Before diving into the souvlaki with the help of the Flame Haired Squelchie and the Randy Northerner, I started off with the wild boar sausage. While mildly coarse, it was ultimately rather anonymous and forgettable despite the chunky bits of fat flecked throughout.
We all shared a Greek salad, but with the feta on the side to accommodate the Randy Northerner’s lactose intolerance and the Squelchie’s intolerance of cow’s milk. Her Lovecraftian physiology is fine with proper sheep’s milk-based feta, but the staff were surprisingly unable to tell her if the feta used cow’s milk or not, so she played it safe and abstained. The firm and slightly crumbly cheese was the most enjoyable part of the salad – the red onions weren’t quite sharp enough, nor were the tomatoes and cucumbers sweet enough. More olives, as well as a punchier seasoning, would have helped too.

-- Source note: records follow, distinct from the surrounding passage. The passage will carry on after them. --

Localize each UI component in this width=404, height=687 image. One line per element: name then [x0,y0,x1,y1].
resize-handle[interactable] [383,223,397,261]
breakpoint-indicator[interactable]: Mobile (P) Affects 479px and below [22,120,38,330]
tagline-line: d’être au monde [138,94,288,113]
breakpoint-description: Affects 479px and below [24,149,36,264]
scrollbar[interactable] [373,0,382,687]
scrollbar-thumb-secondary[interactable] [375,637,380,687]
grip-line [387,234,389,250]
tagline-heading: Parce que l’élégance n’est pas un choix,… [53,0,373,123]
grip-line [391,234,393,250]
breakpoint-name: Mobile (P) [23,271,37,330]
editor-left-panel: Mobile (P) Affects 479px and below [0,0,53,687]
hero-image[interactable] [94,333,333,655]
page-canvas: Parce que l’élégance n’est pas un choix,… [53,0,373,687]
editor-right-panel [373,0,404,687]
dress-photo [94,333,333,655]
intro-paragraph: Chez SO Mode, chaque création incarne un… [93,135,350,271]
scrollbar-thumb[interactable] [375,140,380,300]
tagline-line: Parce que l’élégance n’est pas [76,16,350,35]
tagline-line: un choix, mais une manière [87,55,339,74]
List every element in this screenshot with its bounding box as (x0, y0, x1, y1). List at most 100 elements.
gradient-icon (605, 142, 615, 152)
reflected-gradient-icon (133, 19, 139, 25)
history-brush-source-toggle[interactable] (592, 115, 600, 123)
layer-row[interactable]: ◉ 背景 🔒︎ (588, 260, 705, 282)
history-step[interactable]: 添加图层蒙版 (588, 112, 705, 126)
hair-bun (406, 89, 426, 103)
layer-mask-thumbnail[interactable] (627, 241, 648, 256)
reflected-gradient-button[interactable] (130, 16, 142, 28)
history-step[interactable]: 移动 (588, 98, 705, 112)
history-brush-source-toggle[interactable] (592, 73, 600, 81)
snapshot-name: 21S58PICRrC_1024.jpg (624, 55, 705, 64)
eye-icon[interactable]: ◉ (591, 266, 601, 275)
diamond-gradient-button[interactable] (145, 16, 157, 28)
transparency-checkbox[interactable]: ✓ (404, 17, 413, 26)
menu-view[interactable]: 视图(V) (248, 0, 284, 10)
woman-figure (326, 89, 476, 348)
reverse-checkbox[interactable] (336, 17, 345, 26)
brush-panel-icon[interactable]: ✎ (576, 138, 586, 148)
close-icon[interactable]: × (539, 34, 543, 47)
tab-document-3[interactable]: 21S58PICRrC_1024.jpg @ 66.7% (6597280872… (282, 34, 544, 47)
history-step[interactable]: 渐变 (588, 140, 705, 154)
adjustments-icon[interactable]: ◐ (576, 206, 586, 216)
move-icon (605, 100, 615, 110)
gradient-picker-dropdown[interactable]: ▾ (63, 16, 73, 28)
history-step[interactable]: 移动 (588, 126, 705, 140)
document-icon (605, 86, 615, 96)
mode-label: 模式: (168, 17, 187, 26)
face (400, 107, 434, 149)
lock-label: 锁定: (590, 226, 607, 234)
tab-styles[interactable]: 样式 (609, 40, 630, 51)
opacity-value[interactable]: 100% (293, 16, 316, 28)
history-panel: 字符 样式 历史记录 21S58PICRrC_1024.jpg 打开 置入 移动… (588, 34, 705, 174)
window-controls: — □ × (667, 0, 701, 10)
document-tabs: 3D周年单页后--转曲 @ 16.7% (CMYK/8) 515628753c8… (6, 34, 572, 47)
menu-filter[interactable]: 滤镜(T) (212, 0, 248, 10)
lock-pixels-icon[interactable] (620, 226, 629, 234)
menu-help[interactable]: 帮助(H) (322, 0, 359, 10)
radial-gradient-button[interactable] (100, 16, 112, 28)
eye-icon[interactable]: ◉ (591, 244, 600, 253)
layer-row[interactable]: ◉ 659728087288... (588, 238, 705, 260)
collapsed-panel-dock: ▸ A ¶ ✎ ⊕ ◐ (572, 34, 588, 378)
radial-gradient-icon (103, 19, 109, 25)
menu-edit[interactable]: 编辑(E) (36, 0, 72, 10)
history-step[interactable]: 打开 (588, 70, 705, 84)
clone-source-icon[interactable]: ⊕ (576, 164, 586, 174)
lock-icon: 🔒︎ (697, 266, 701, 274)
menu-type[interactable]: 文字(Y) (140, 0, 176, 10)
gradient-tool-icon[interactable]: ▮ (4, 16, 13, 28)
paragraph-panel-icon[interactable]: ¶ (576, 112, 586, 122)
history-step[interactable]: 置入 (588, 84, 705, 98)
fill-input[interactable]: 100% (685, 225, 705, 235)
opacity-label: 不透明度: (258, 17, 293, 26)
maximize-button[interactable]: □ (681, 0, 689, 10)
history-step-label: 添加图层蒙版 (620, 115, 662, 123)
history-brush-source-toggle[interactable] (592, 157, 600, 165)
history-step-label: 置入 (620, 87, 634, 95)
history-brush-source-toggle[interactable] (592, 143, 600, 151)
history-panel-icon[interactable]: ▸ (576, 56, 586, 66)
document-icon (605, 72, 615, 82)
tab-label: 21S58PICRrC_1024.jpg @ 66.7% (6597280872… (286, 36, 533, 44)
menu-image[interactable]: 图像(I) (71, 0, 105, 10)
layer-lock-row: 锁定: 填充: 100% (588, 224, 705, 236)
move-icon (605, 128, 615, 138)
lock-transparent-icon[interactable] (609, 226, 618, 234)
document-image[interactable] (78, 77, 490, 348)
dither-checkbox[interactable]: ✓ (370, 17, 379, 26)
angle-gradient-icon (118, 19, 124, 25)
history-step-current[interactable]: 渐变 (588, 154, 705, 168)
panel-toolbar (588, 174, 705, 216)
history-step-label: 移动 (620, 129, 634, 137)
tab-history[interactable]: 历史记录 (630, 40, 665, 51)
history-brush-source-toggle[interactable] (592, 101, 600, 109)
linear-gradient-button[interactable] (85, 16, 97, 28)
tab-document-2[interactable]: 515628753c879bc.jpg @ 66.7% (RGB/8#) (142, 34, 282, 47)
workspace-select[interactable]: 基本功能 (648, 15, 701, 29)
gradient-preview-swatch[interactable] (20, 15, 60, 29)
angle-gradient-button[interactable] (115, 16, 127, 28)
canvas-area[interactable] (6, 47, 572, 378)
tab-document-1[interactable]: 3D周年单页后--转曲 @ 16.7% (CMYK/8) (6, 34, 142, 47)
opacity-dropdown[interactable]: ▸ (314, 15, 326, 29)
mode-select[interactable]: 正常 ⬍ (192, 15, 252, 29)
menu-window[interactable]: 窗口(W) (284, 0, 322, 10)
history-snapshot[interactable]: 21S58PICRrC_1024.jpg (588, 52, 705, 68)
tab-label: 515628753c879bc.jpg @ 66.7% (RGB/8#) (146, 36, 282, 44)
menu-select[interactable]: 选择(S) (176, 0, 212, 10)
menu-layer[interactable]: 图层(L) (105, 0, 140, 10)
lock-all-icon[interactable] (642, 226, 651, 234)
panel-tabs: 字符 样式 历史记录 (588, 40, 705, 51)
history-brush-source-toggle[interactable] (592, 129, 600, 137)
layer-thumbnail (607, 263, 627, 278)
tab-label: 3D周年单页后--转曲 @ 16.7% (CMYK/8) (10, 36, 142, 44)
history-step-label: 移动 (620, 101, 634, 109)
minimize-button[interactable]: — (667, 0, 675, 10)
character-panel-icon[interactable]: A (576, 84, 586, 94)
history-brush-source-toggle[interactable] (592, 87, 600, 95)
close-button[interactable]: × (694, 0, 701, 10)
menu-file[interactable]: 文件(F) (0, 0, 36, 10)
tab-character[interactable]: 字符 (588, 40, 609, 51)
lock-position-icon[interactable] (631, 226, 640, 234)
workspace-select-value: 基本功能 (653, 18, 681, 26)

Despite her Greek Cypriot upbringing, the Squelchie didn’t recognise the odd bulbous patty of a pork souvlaki. It was moist, but otherwise unremarkable. Far more enjoyable was the kofte-esque lamb variant which was slightly smoky, moist and laced with fat. The skewered chicken was smokier and a touch drier, but still almost as unctous as the lamb. There’s no shortage of carbs – every plate of souvlaki comes loaded with fries and lightly toasted pitta, although you can opt for more Greek salad instead of fries if you wish.
The only dessert available is Greek yoghurt topped with your choice of toppings – I opted for honey and walnuts. The yoghurt itself was milkier and lighter than I was expecting, but still pleasingly creamy. The muted sweetness of the honey and the rather soft walnuts was disappointing though.
The food at 21 Bateman Street is hearty, filling and reasonably cheap. However, despite the small menu, not every dish was a winner. The Squelchie was reasonably satiated, although she didn’t get misty-eyed for her Hellenic homeland and even she reckoned a Green Lanes kebab meal is better value. Even so, 21 Bateman Street is still a fine choice for a quick, smoky, meaty feed before painting the town red or catching the night bus home.
What to order: Lamb and Chicken Souvlaki.
What to skip: Wild boar sausage.
Name: 21 Bateman Street
Branch tried: 21 Bateman Street, Soho, London W1D 3AL
Phone: 0207 287 6638
Opening Hours: Sunday-Thursday noon-midnight and Friday-Saturday noon-01.00.
Reservations: only accepted for groups of six or more
Average cost for one person including drinks when shared between three: £20-25 approx.